Why Multi-GPU Is Harder
Language models have already become reasonably good at writing code for a single GPU, and most existing GPU programming benchmarks are limited to exactly this scenario. But real production AI systems have long moved beyond this limit: they operate on dozens and hundreds of GPUs simultaneously. In such configurations, computational power ceases to be the main bottleneck — that role is taken by communication between devices. According to Together AI, the overhead of data transfer between GPUs consumes more than 20% of inference latency — and this gap will grow, since chip power continues to outpace inter-chip link bandwidth. Multi-GPU code generation differs fundamentally from single-GPU code for three reasons:
- Combinatorial explosion of options — you must choose between tensor, context, expert, data, and other types of parallelism, each creating its own communication pattern
- Different performance model — instead of local computational roofline, the main constraint becomes inter-chip link bandwidth
- New architectural choices — how to physically move data between GPUs: through copy engine, TMA, SM load/store, or NVLS, and whether to overlap data transfer with computation
How the Benchmark Works
PKB includes 87 tasks from real codebases: Megatron-LM, DeepSpeed, DeepEP, TensorRT-LLM, and NeMo-RL — as well as non-standard distributed workloads: routing in graph neural networks, distributed FFT, and Gaussian splatting. This selection covers all major sharding approaches: tensor, context, data, expert, sequence, and FSDP/ZeRO. Each task starts with a standard PyTorch + NCCL implementation and a hardware topology description. The model must replace it with its own CUDA kernel that transmits data directly between GPUs over NVLink through symmetric memory, bypassing the standard collective operations stack. Evaluation is based on three criteria: result correctness, wall-clock speedup, and achieving communication roofline — the theoretical limit of link bandwidth.

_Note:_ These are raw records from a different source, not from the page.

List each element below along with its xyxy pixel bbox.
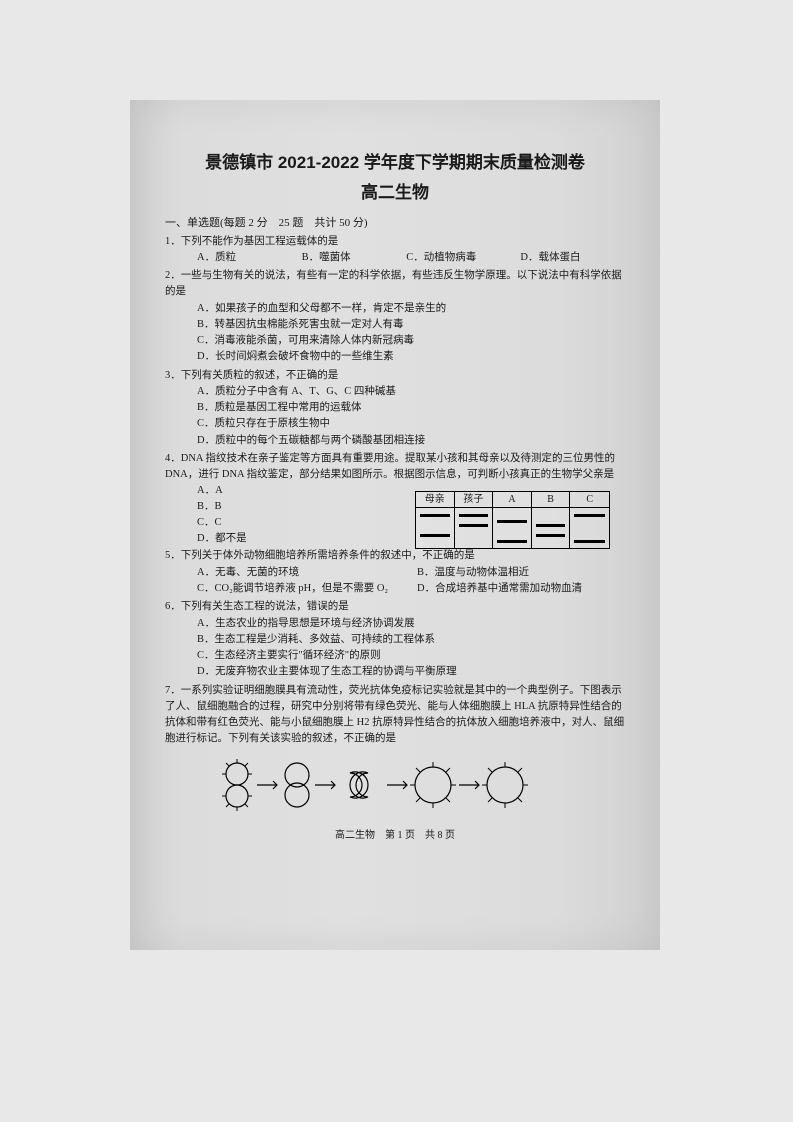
band-icon (459, 514, 489, 517)
col-mother (416, 508, 455, 549)
fusion-svg-icon (215, 756, 575, 811)
q6-opt-c: C．生态经济主要实行"循环经济"的原则 (165, 648, 625, 664)
q6-stem: 6．下列有关生态工程的说法，错误的是 (165, 599, 625, 615)
band-icon (420, 534, 450, 537)
q1-stem: 1．下列不能作为基因工程运载体的是 (165, 234, 625, 250)
question-4: 4．DNA 指纹技术在亲子鉴定等方面具有重要用途。提取某小孩和其母亲以及待测定的… (165, 451, 625, 547)
q5-opt-d: D．合成培养基中通常需加动物血清 (417, 581, 582, 597)
q4-stem: 4．DNA 指纹技术在亲子鉴定等方面具有重要用途。提取某小孩和其母亲以及待测定的… (165, 451, 625, 484)
table-header-row: 母亲 孩子 A B C (416, 492, 609, 508)
q3-opt-d: D．质粒中的每个五碳糖都与两个磷酸基团相连接 (165, 433, 625, 449)
q2-stem: 2．一些与生物有关的说法，有些有一定的科学依据，有些违反生物学原理。以下说法中有… (165, 268, 625, 301)
question-7: 7．一系列实验证明细胞膜具有流动性，荧光抗体免疫标记实验就是其中的一个典型例子。… (165, 683, 625, 748)
q5-row2: C．CO₂能调节培养液 pH，但是不需要 O₂ D．合成培养基中通常需加动物血清 (165, 581, 625, 597)
q2-opt-b: B．转基因抗虫棉能杀死害虫就一定对人有毒 (165, 317, 625, 333)
q6-opt-d: D．无废弃物农业主要体现了生态工程的协调与平衡原理 (165, 664, 625, 680)
q1-options: A．质粒 B．噬菌体 C．动植物病毒 D．载体蛋白 (165, 250, 625, 266)
q1-opt-d: D．载体蛋白 (520, 250, 625, 266)
band-icon (536, 524, 566, 527)
th-b: B (532, 492, 571, 507)
q1-opt-a: A．质粒 (197, 250, 302, 266)
q5-opt-a: A．无毒、无菌的环境 (197, 565, 417, 581)
q7-stem: 7．一系列实验证明细胞膜具有流动性，荧光抗体免疫标记实验就是其中的一个典型例子。… (165, 683, 625, 748)
cell-fusion-diagram (165, 756, 625, 817)
th-c: C (570, 492, 609, 507)
q5-opt-b: B．温度与动物体温相近 (417, 565, 529, 581)
band-icon (497, 520, 527, 523)
dna-fingerprint-table: 母亲 孩子 A B C (415, 491, 610, 549)
table-body (416, 508, 609, 549)
q6-opt-a: A．生态农业的指导思想是环境与经济协调发展 (165, 616, 625, 632)
title-main: 景德镇市 2021-2022 学年度下学期期末质量检测卷 (165, 150, 625, 176)
title-sub: 高二生物 (165, 180, 625, 206)
band-icon (574, 514, 605, 517)
question-2: 2．一些与生物有关的说法，有些有一定的科学依据，有些违反生物学原理。以下说法中有… (165, 268, 625, 366)
question-5: 5．下列关于体外动物细胞培养所需培养条件的叙述中，不正确的是 A．无毒、无菌的环… (165, 548, 625, 597)
question-1: 1．下列不能作为基因工程运载体的是 A．质粒 B．噬菌体 C．动植物病毒 D．载… (165, 234, 625, 267)
q2-opt-a: A．如果孩子的血型和父母都不一样，肯定不是亲生的 (165, 301, 625, 317)
col-child (455, 508, 494, 549)
q1-opt-c: C．动植物病毒 (406, 250, 520, 266)
band-icon (420, 514, 450, 517)
q5-stem: 5．下列关于体外动物细胞培养所需培养条件的叙述中，不正确的是 (165, 548, 625, 564)
question-6: 6．下列有关生态工程的说法，错误的是 A．生态农业的指导思想是环境与经济协调发展… (165, 599, 625, 680)
band-icon (459, 524, 489, 527)
q3-opt-a: A．质粒分子中含有 A、T、G、C 四种碱基 (165, 384, 625, 400)
band-icon (536, 534, 566, 537)
th-a: A (493, 492, 532, 507)
question-3: 3．下列有关质粒的叙述，不正确的是 A．质粒分子中含有 A、T、G、C 四种碱基… (165, 368, 625, 449)
q3-opt-b: B．质粒是基因工程中常用的运载体 (165, 400, 625, 416)
q5-opt-c: C．CO₂能调节培养液 pH，但是不需要 O₂ (197, 581, 417, 597)
th-child: 孩子 (455, 492, 494, 507)
col-a (493, 508, 532, 549)
col-c (570, 508, 609, 549)
q1-opt-b: B．噬菌体 (302, 250, 407, 266)
q2-opt-d: D．长时间焖煮会破坏食物中的一些维生素 (165, 349, 625, 365)
band-icon (497, 540, 527, 543)
exam-paper: 景德镇市 2021-2022 学年度下学期期末质量检测卷 高二生物 一、单选题(… (130, 100, 660, 950)
section-header: 一、单选题(每题 2 分 25 题 共计 50 分) (165, 215, 625, 232)
q3-opt-c: C．质粒只存在于原核生物中 (165, 416, 625, 432)
q5-row1: A．无毒、无菌的环境 B．温度与动物体温相近 (165, 565, 625, 581)
band-icon (574, 540, 605, 543)
q6-opt-b: B．生态工程是少消耗、多效益、可持续的工程体系 (165, 632, 625, 648)
page-footer: 高二生物 第 1 页 共 8 页 (165, 828, 625, 843)
col-b (532, 508, 571, 549)
q2-opt-c: C．消毒液能杀菌，可用来清除人体内新冠病毒 (165, 333, 625, 349)
q3-stem: 3．下列有关质粒的叙述，不正确的是 (165, 368, 625, 384)
th-mother: 母亲 (416, 492, 455, 507)
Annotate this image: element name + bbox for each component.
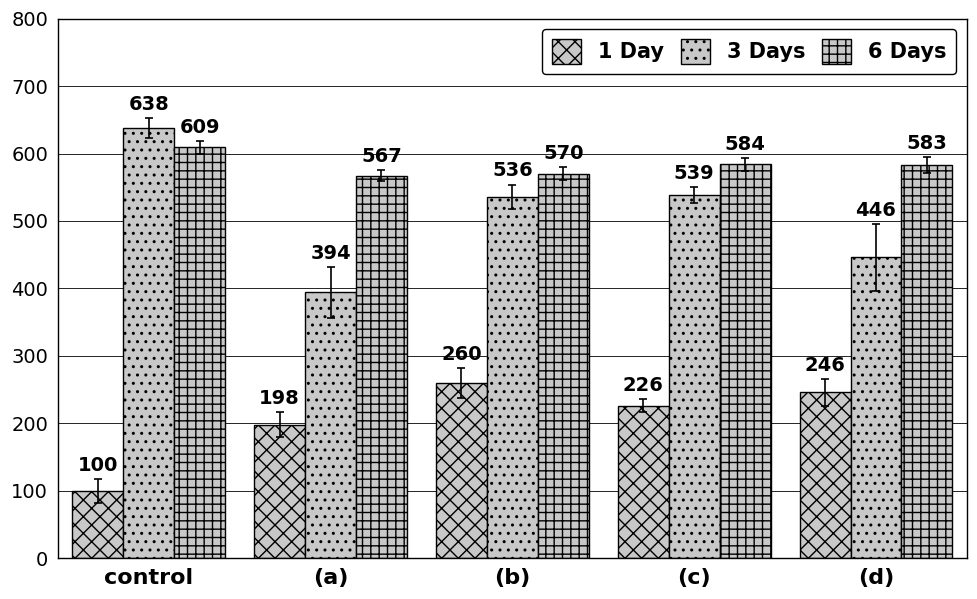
Bar [254,425,305,558]
Bar [72,491,123,558]
Text: 570: 570 [542,144,583,163]
Text: 567: 567 [361,147,402,167]
Text: 609: 609 [179,117,220,137]
Text: 583: 583 [906,134,947,153]
Text: 246: 246 [804,356,845,375]
Text: 226: 226 [622,376,663,395]
Text: 394: 394 [310,244,351,263]
Bar [901,165,952,558]
Bar [436,383,487,558]
Text: 100: 100 [77,455,118,474]
Bar [537,174,588,558]
Legend: 1 Day, 3 Days, 6 Days: 1 Day, 3 Days, 6 Days [541,29,956,74]
Bar [850,258,901,558]
Text: 260: 260 [441,345,482,364]
Text: 539: 539 [673,164,714,183]
Bar [668,195,719,558]
Bar [174,147,225,558]
Text: 446: 446 [855,201,896,220]
Bar [123,128,174,558]
Bar [799,392,850,558]
Bar [617,406,668,558]
Bar [356,176,406,558]
Text: 536: 536 [491,162,532,180]
Bar [487,196,537,558]
Text: 638: 638 [128,95,169,114]
Bar [719,164,770,558]
Bar [305,292,356,558]
Text: 584: 584 [724,135,765,153]
Text: 198: 198 [259,389,300,409]
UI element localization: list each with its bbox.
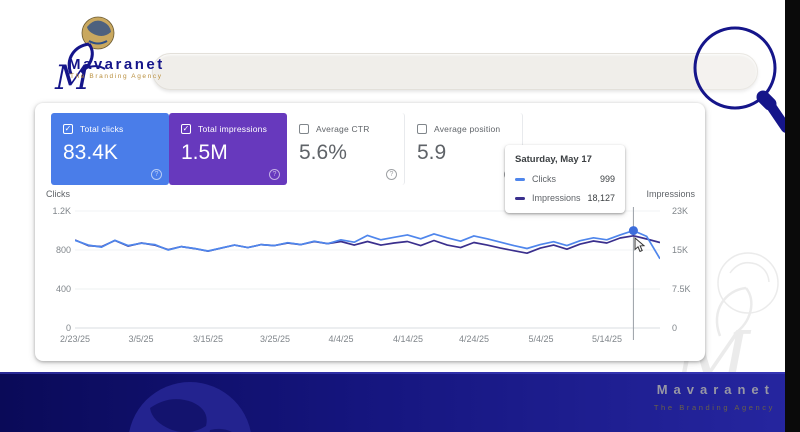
metric-card-total-impressions[interactable]: ✓ Total impressions 1.5M ?: [169, 113, 287, 185]
metric-value: 1.5M: [181, 141, 228, 164]
metric-header: Average CTR: [299, 124, 392, 134]
metric-header: Average position: [417, 124, 510, 134]
help-icon[interactable]: ?: [151, 169, 162, 180]
tooltip-value: 18,127: [587, 193, 615, 203]
checkbox-checked-icon[interactable]: ✓: [181, 124, 191, 134]
clicks-line: [75, 229, 660, 260]
metric-card-total-clicks[interactable]: ✓ Total clicks 83.4K ?: [51, 113, 169, 185]
x-tick: 4/24/25: [458, 334, 490, 344]
x-tick: 4/14/25: [392, 334, 424, 344]
logo-tagline: The Branding Agency: [70, 73, 163, 80]
help-icon[interactable]: ?: [269, 169, 280, 180]
performance-card: ✓ Total clicks 83.4K ? ✓ Total impressio…: [35, 103, 705, 361]
metrics-row: ✓ Total clicks 83.4K ? ✓ Total impressio…: [51, 113, 523, 185]
metric-label: Average CTR: [316, 124, 370, 134]
right-axis-title: Impressions: [646, 189, 695, 199]
y-tick: 0: [672, 323, 678, 333]
x-tick: 4/4/25: [328, 334, 354, 344]
y-tick: 15K: [672, 245, 689, 255]
right-black-strip: [785, 0, 800, 432]
checkbox-checked-icon[interactable]: ✓: [63, 124, 73, 134]
x-tick: 3/25/25: [259, 334, 291, 344]
y-tick: 23K: [672, 206, 689, 216]
metric-value: 5.6%: [299, 141, 347, 164]
metric-label: Total clicks: [80, 124, 124, 134]
tooltip-label: Clicks: [532, 174, 556, 184]
x-tick: 2/23/25: [59, 334, 91, 344]
metric-value: 83.4K: [63, 141, 118, 164]
metric-card-average-ctr[interactable]: Average CTR 5.6% ?: [287, 113, 405, 185]
metric-value: 5.9: [417, 141, 447, 164]
y-tick: 0: [65, 323, 71, 333]
footer: Mavaranet The Branding Agency: [0, 372, 800, 432]
tooltip-label: Impressions: [532, 193, 581, 203]
metric-label: Average position: [434, 124, 501, 134]
tooltip-value: 999: [599, 174, 615, 184]
chart-plot-area[interactable]: [75, 207, 660, 340]
globe-watermark-icon: [129, 382, 251, 432]
y-tick: 1.2K: [52, 206, 71, 216]
y-tick: 800: [55, 245, 71, 255]
x-tick: 5/14/25: [591, 334, 623, 344]
tooltip-row-impressions: Impressions 18,127: [515, 193, 615, 203]
chart-tooltip: Saturday, May 17 Clicks 999 Impressions …: [505, 145, 625, 213]
tooltip-row-clicks: Clicks 999: [515, 174, 615, 184]
x-tick: 5/4/25: [528, 334, 554, 344]
logo-brand-name: Mavaranet: [68, 56, 165, 73]
search-bar[interactable]: [152, 53, 758, 90]
metric-header: ✓ Total impressions: [181, 124, 275, 134]
footer-brand-name: Mavaranet: [656, 382, 775, 397]
metric-label: Total impressions: [198, 124, 268, 134]
metric-card-average-position[interactable]: Average position 5.9 ?: [405, 113, 523, 185]
magnifier-icon: [693, 26, 790, 133]
mavaranet-logo-bird-icon: M: [54, 16, 115, 96]
y-tick: 400: [55, 284, 71, 294]
y-tick: 7.5K: [672, 284, 691, 294]
svg-text:M: M: [54, 58, 91, 96]
checkbox-unchecked-icon[interactable]: [299, 124, 309, 134]
hover-point-dot: [628, 226, 638, 236]
mouse-cursor-icon: [634, 236, 646, 252]
checkbox-unchecked-icon[interactable]: [417, 124, 427, 134]
metric-header: ✓ Total clicks: [63, 124, 157, 134]
performance-chart[interactable]: Clicks Impressions 1.2K 800 400 0 23K 15…: [35, 103, 705, 361]
x-tick: 3/15/25: [192, 334, 224, 344]
clicks-legend-dash-icon: [515, 177, 525, 181]
tooltip-date: Saturday, May 17: [515, 154, 592, 165]
impressions-legend-dash-icon: [515, 196, 525, 200]
footer-tagline: The Branding Agency: [653, 403, 775, 412]
left-axis-title: Clicks: [46, 189, 70, 199]
help-icon[interactable]: ?: [386, 169, 397, 180]
x-tick: 3/5/25: [128, 334, 154, 344]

Results and Unexpected Victories
Together AI tested over 40 models, including GPT-5.5, Gemini 3 Pro, and Opus 4.7 — the current flagship variants from OpenAI, Google, and Anthropic. The results were equally disappointing for everyone:
- The best model solved correctly less than a third of 87 tasks
- Less than a quarter of correct solutions outperformed the naive baseline PyTorch + NCCL implementation
- Main failures — in managing communication between GPUs and choosing the correct data transfer method
At the same time, several solutions proved unexpectedly strong: individual generated kernels surpassed all publicly available implementations. Particularly telling is the case with GRPO training in NVIDIA NeMo-RL — for this operation, no optimized public code existed until now, and the language model wrote it before humans did.
"Several generated kernels turned out to be faster than anything available publicly," — from the
ParallelKernelBench technical report.
What This Means
PKB marks the next frontier in AI coding evolution: the transition from single GPU to distributed multi-GPU systems. For now, frontier models cannot handle this — but rare flashes of success suggest progress is possible with focused collection of specialized training data. For teams optimizing inference and training on GPU clusters, this is an important benchmark: the tool is maturing, but is not yet ready for broad adoption.